The Cast

With the release of the book it's high time I shared some mug shots of the four-legged characters with you, every now and then I will introduce a new one.
            There is only one character I will not be sharing photos of: the Ranger aka The Drill Sergeant. The reason being is not that he is so gorgeous that you will find yourself inflicted with an incurable case of Khaki fever just by looking at his photo (although some may), nor is it because he has asked me to keep his identity a secret (although I am sure he appreciates it).
The reason is this: the beauty of a book is that it allows our imaginations the freedom to paint the pictures of a scene or character the way our individual minds want to see it. Your vision of a dreamy ranger isn't going to match the one in the book and what a great thing that is because now we have created thousands of dreamy rangers and I don't want to execute any of them by exposing the one in the book. And no, I will not email you a photo; so don't even ask!
What I can tell you about this ranger is that he is a very dedicated, intelligent and wonderful person. Their job is not easy and they do appreciate all the help of volunteers. I am so grateful for the time I had there and all the lessons I learned and friends I made along the way - him being one of them.

Somebody recently, after reading my book, said,
"I thought elephants were gentle and liked humans?"

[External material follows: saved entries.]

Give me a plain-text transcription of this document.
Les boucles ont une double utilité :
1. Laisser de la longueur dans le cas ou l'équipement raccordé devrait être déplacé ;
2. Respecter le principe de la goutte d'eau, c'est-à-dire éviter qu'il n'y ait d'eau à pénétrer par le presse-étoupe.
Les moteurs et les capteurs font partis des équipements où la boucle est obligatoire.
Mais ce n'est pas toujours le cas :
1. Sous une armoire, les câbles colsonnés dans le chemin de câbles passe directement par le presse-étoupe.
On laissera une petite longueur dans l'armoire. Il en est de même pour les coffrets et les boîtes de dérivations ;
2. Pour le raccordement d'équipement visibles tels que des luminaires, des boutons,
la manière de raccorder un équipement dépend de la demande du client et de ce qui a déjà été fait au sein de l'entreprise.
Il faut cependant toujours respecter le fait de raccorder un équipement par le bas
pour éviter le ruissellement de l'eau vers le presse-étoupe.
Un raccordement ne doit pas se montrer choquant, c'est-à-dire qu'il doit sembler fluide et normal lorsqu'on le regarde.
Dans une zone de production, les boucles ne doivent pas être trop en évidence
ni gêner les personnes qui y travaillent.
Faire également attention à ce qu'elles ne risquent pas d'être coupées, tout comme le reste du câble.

Ahem, do not approach a wild animal. Ever. Elephants included. Elephants are territorial, aggressive and highly intelligent mammals and they are terrified of humans - can you blame them? So, would it be a good idea to approach an animal that weighs three tons, can snap a tree with it's trunk and would rather trample you, sit on you or make a lean-on sandwich out of you than cuddle with you? The answer, No!
Elephants that allow people to ride on them are highly trained. Do not ever approach an elephant; it will attack you out of fear, not aggression - unless her name is Kittibon then it is purely out of aggression. Elephants are beautiful, intelligent, emotional, majestic prehistoric mammals that should be treated with the utmost respect.

It is with heavy heart I post here an update about Kittibon. Kittibon has passed away, the full article is here. Farewell dear friend.

Some other interesting elephant facts:
  Top running speed, 25 miles per hour
  Elephants have the best memory of all animals
  Elephants are the largest land mammal in the world
  Elephants move in complete silence because the bottom of their feet are made from a 'spongey' material
  An elephant trunk contains 100,000 muscle units capable of snapping a tree like a toothpick; humans have 639 muscles total
  The trunk has two finger like protrusions at the end of it that are more dexterous than human fingers
  A trunk is used as a snorkel when swimming underwater
  An elephant can carry up to 1000 pounds with his trunk
  Elephants are social and caring creatures that even babysit for one another
  Elephants have no predators except for humans
Elephants are clearly stronger and arguably smarter than poachers. If elephants ever decided to hunt humans, they would win every single time without the use of weapons but elephants are kinder and would rather live in peace, now that's a lesson worth noting! 
Most of us love elephants and what's not to love?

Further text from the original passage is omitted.